Blackstone's plan to cash in on a $10 billion housing bet
Blackstone Group’s (BX) Invitation Homes, the country’s largest owner of single-family residences, is planning to go public next year. The goal is to monetize Blackstone’s nearly $10 billion investment in residential properties that began when the real estate market collapsed during the housing bust, sparking the worst U.S. economic downturn since the Great Depression.
Dallas-based Invitation announced its IPO plans in a confidential filing Tuesday with the Securities and Exchange Commission, according to a person familiar with the deal. Blackstone, whose real estate holdings top $100 billion, probably will sell very little of its stake in Invitation during the IPO. Invitation and Blackstone declined to comment for this story. Details of the IPO were reported earlier by The Wall Street Journal.
According to a recent report by financial services firm KBW, Blackstone rapidly vaulted to the top of the home rental market, acquiring 48,000 properties at bargain prices since April 2012, 70 percent of which are on the West Coast and Florida. Blackstone also was the first firm to issue bonds backed, or securitized, by thousands of rental payments. These are similar to the mortgage-backed securities that many blame for exacerbating the financial crisis. Invitation’s rivals in the home-rental business have also issued the securities.

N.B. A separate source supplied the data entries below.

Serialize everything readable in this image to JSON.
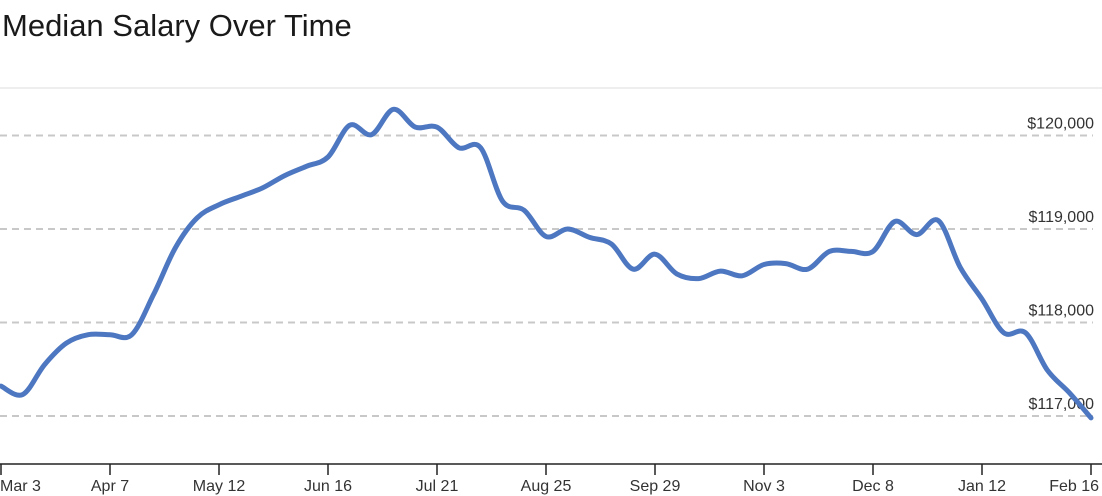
{
  "header": {
    "title": "Median Salary Over Time"
  },
  "chart_data": {
    "type": "line",
    "title": "Median Salary Over Time",
    "x": [
      "Mar 3",
      "Mar 10",
      "Mar 17",
      "Mar 24",
      "Mar 31",
      "Apr 7",
      "Apr 14",
      "Apr 21",
      "Apr 28",
      "May 5",
      "May 12",
      "May 19",
      "May 26",
      "Jun 2",
      "Jun 9",
      "Jun 16",
      "Jun 23",
      "Jun 30",
      "Jul 7",
      "Jul 14",
      "Jul 21",
      "Jul 28",
      "Aug 4",
      "Aug 11",
      "Aug 18",
      "Aug 25",
      "Sep 1",
      "Sep 8",
      "Sep 15",
      "Sep 22",
      "Sep 29",
      "Oct 6",
      "Oct 13",
      "Oct 20",
      "Oct 27",
      "Nov 3",
      "Nov 10",
      "Nov 17",
      "Nov 24",
      "Dec 1",
      "Dec 8",
      "Dec 15",
      "Dec 22",
      "Dec 29",
      "Jan 5",
      "Jan 12",
      "Jan 19",
      "Jan 26",
      "Feb 2",
      "Feb 9",
      "Feb 16"
    ],
    "series": [
      {
        "name": "Median Salary",
        "values": [
          117320,
          117230,
          117550,
          117780,
          117870,
          117870,
          117870,
          118300,
          118800,
          119120,
          119260,
          119350,
          119440,
          119570,
          119670,
          119770,
          120110,
          120010,
          120280,
          120090,
          120090,
          119870,
          119870,
          119300,
          119200,
          118920,
          119000,
          118910,
          118840,
          118570,
          118730,
          118520,
          118470,
          118550,
          118500,
          118620,
          118630,
          118570,
          118760,
          118760,
          118760,
          119080,
          118940,
          119090,
          118590,
          118250,
          117890,
          117890,
          117490,
          117250,
          116980
        ]
      }
    ],
    "x_tick_labels": [
      "Mar 3",
      "Apr 7",
      "May 12",
      "Jun 16",
      "Jul 21",
      "Aug 25",
      "Sep 29",
      "Nov 3",
      "Dec 8",
      "Jan 12",
      "Feb 16"
    ],
    "x_tick_every": 5,
    "y_ticks": [
      {
        "value": 117000,
        "label": "$117,000"
      },
      {
        "value": 118000,
        "label": "$118,000"
      },
      {
        "value": 119000,
        "label": "$119,000"
      },
      {
        "value": 120000,
        "label": "$120,000"
      }
    ],
    "ylim": [
      116550,
      120500
    ],
    "grid": "dashed-horizontal",
    "legend": "none",
    "colors": {
      "line": "#4d77c1",
      "grid": "#c8c8c8",
      "plot_top_border": "#e8e8e8",
      "axis": "#222222",
      "label": "#333333"
    }
  }
}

“Many times, the kinds of homes that these firms are renting out may be larger, may have more high-end finishes than a comparable single-family rental home,” said Sarah Edelman, a housing market expert at the left-leaning Center for American Progress. “Traditionally, single-family rental has been among our more affordable sources of rental housing. There’s a risk here if you move more toward the luxury end, possibly at the expense of our more affordable [homes].”

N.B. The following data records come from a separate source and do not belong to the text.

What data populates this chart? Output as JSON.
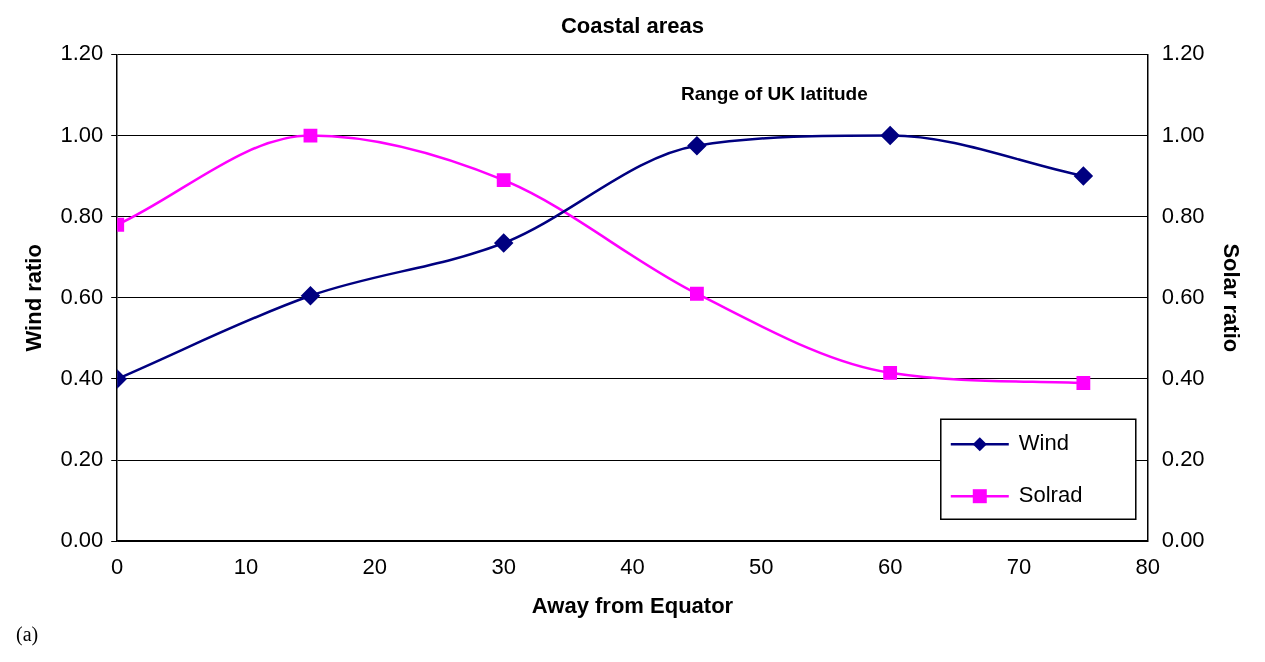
{
  "chart_data": {
    "type": "line",
    "title": "Coastal areas",
    "xlabel": "Away from Equator",
    "ylabel": "Wind ratio",
    "y2label": "Solar ratio",
    "x": [
      0,
      15,
      30,
      45,
      60,
      75
    ],
    "series": [
      {
        "name": "Wind",
        "color": "#000080",
        "values": [
          0.4,
          0.605,
          0.735,
          0.975,
          1.0,
          0.9
        ],
        "marker": "diamond"
      },
      {
        "name": "Solrad",
        "color": "#ff00ff",
        "values": [
          0.78,
          1.0,
          0.89,
          0.61,
          0.415,
          0.39
        ],
        "marker": "square",
        "axis": "y2"
      }
    ],
    "xlim": [
      0,
      80
    ],
    "xticks": [
      0,
      10,
      20,
      30,
      40,
      50,
      60,
      70,
      80
    ],
    "ylim": [
      0,
      1.2
    ],
    "yticks": [
      {
        "value": 0,
        "label": "0.00"
      },
      {
        "value": 0.2,
        "label": "0.20"
      },
      {
        "value": 0.4,
        "label": "0.40"
      },
      {
        "value": 0.6,
        "label": "0.60"
      },
      {
        "value": 0.8,
        "label": "0.80"
      },
      {
        "value": 1,
        "label": "1.00"
      },
      {
        "value": 1.2,
        "label": "1.20"
      }
    ],
    "y2lim": [
      0,
      1.2
    ],
    "y2ticks": [
      {
        "value": 0,
        "label": "0.00"
      },
      {
        "value": 0.2,
        "label": "0.20"
      },
      {
        "value": 0.4,
        "label": "0.40"
      },
      {
        "value": 0.6,
        "label": "0.60"
      },
      {
        "value": 0.8,
        "label": "0.80"
      },
      {
        "value": 1,
        "label": "1.00"
      },
      {
        "value": 1.2,
        "label": "1.20"
      }
    ],
    "annotations": [
      "Range of UK latitude",
      "(a)"
    ],
    "grid": "y",
    "legend": "bottom right"
  }
}
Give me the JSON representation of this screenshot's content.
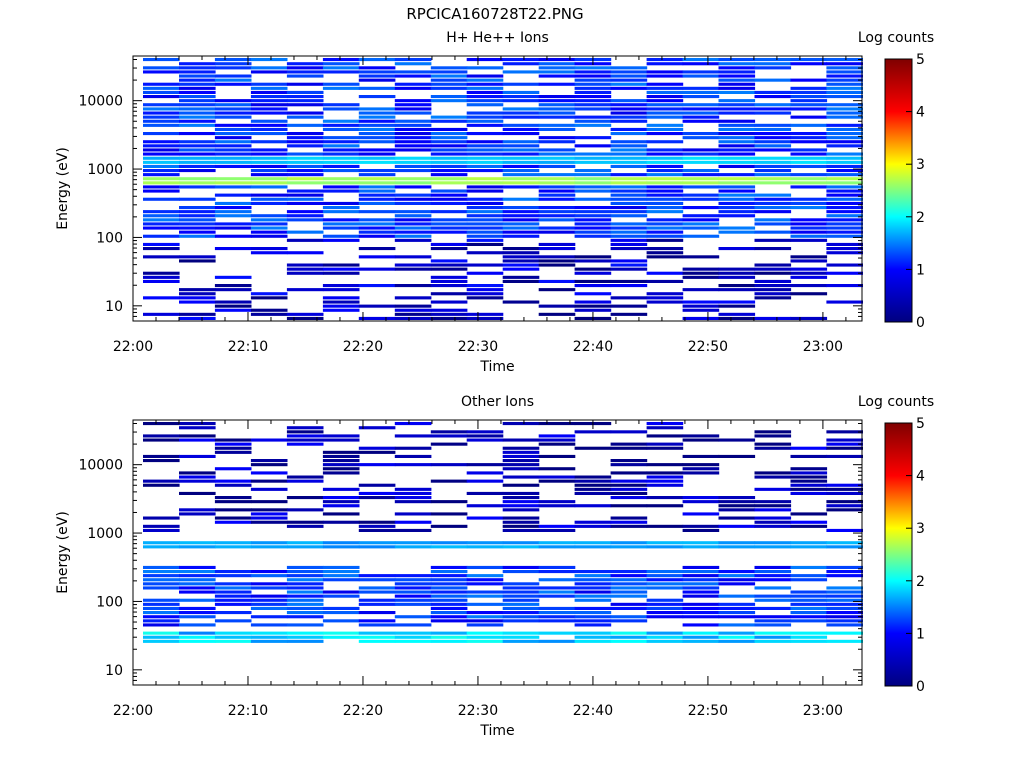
{
  "figure": {
    "title": "RPCICA160728T22.PNG"
  },
  "colorbar": {
    "label": "Log counts",
    "min": 0,
    "max": 5,
    "ticks": [
      "0",
      "1",
      "2",
      "3",
      "4",
      "5"
    ],
    "colormap": [
      "#00007f",
      "#0000ff",
      "#00ffff",
      "#ffff00",
      "#ff0000",
      "#7f0000"
    ]
  },
  "chart_data": [
    {
      "type": "heatmap",
      "title": "H+ He++ Ions",
      "xlabel": "Time",
      "ylabel": "Energy (eV)",
      "yscale": "log",
      "ylim": [
        6,
        45000
      ],
      "x_ticks": [
        "22:00",
        "22:10",
        "22:20",
        "22:30",
        "22:40",
        "22:50",
        "23:00"
      ],
      "y_ticks": [
        "10",
        "100",
        "1000",
        "10000"
      ],
      "time_range": [
        "22:00",
        "23:01"
      ],
      "zlabel": "Log counts",
      "zlim": [
        0,
        5
      ],
      "features": [
        {
          "energy_eV": 700,
          "log_counts": 2.6,
          "note": "bright band"
        },
        {
          "energy_eV": 1300,
          "log_counts": 1.5,
          "note": "cyan band"
        },
        {
          "energy_range_eV": [
            100,
            45000
          ],
          "log_counts": 0.8,
          "note": "broad blue background"
        },
        {
          "energy_range_eV": [
            6,
            100
          ],
          "log_counts": 0.3,
          "note": "sparse dark blue"
        }
      ]
    },
    {
      "type": "heatmap",
      "title": "Other Ions",
      "xlabel": "Time",
      "ylabel": "Energy (eV)",
      "yscale": "log",
      "ylim": [
        6,
        45000
      ],
      "x_ticks": [
        "22:00",
        "22:10",
        "22:20",
        "22:30",
        "22:40",
        "22:50",
        "23:00"
      ],
      "y_ticks": [
        "10",
        "100",
        "1000",
        "10000"
      ],
      "time_range": [
        "22:00",
        "23:01"
      ],
      "zlabel": "Log counts",
      "zlim": [
        0,
        5
      ],
      "features": [
        {
          "energy_range_eV": [
            25,
            38
          ],
          "log_counts": 1.5,
          "note": "bright cyan band"
        },
        {
          "energy_eV": 680,
          "log_counts": 1.3,
          "note": "cyan band"
        },
        {
          "energy_range_eV": [
            40,
            350
          ],
          "log_counts": 0.8,
          "note": "dense blue"
        },
        {
          "energy_range_eV": [
            1000,
            45000
          ],
          "log_counts": 0.2,
          "note": "sparse dark lines"
        }
      ]
    }
  ]
}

KBW estimates that Invitation invests about $200,000 per home, which is above the $170,000 industry average, because it focuses on upscale real estate markets with good school systems that can command higher rents. The U.S. has approximately 16 million single-family rental homes, 45 percent of which are owned by investors with just one property, while 1 percent are in the hands of mega-owners with 1,000 or more houses, like Invitation. Larger players have been buying out smaller institutional investors in recent years.
The timing of Invitation’s IPO also is curious. Several of its rivals, including American Homes 4 Rent (AMH), Starwood Waypoint Residential Trust (SWAY) Silver Bay Realty Trust (SBY), have been public for several years. Moreover, data from CoreLogic shows that home prices have surged 30 percent since 2010, making bargains harder to find. CoreLogic expects prices to rise another 5.4 percent over the next 12 months.
“It will be interesting to see how their profit model fares now that it’s not easy to scoop up affordable stocks,” Edelman said. “I do have concerns that when companies are locked into generating a certain return or in their effort to attract broad investment capital, they’ll need to push up rents.”
Some media accounts have said some Invitation renters have faced substandard living conditions, but it’s hard to get a clear view of how Invitation operates. That’s because its holdings -- unlike multifamily dwellings such as apartment buildings -- are spread out, and tenants aren’t usually organized. Also, owners of single-family homes don’t have to meet standards as stringent as those their multifamily counterparts do, according to Edelman.
Another thing owners have going for them are the high prices for so-called starter homes in markets such as Miami and Atlanta that would normally attract first-time homebuyers. Said Edelman: “There will still be potential homeowners on the sidelines for some time.”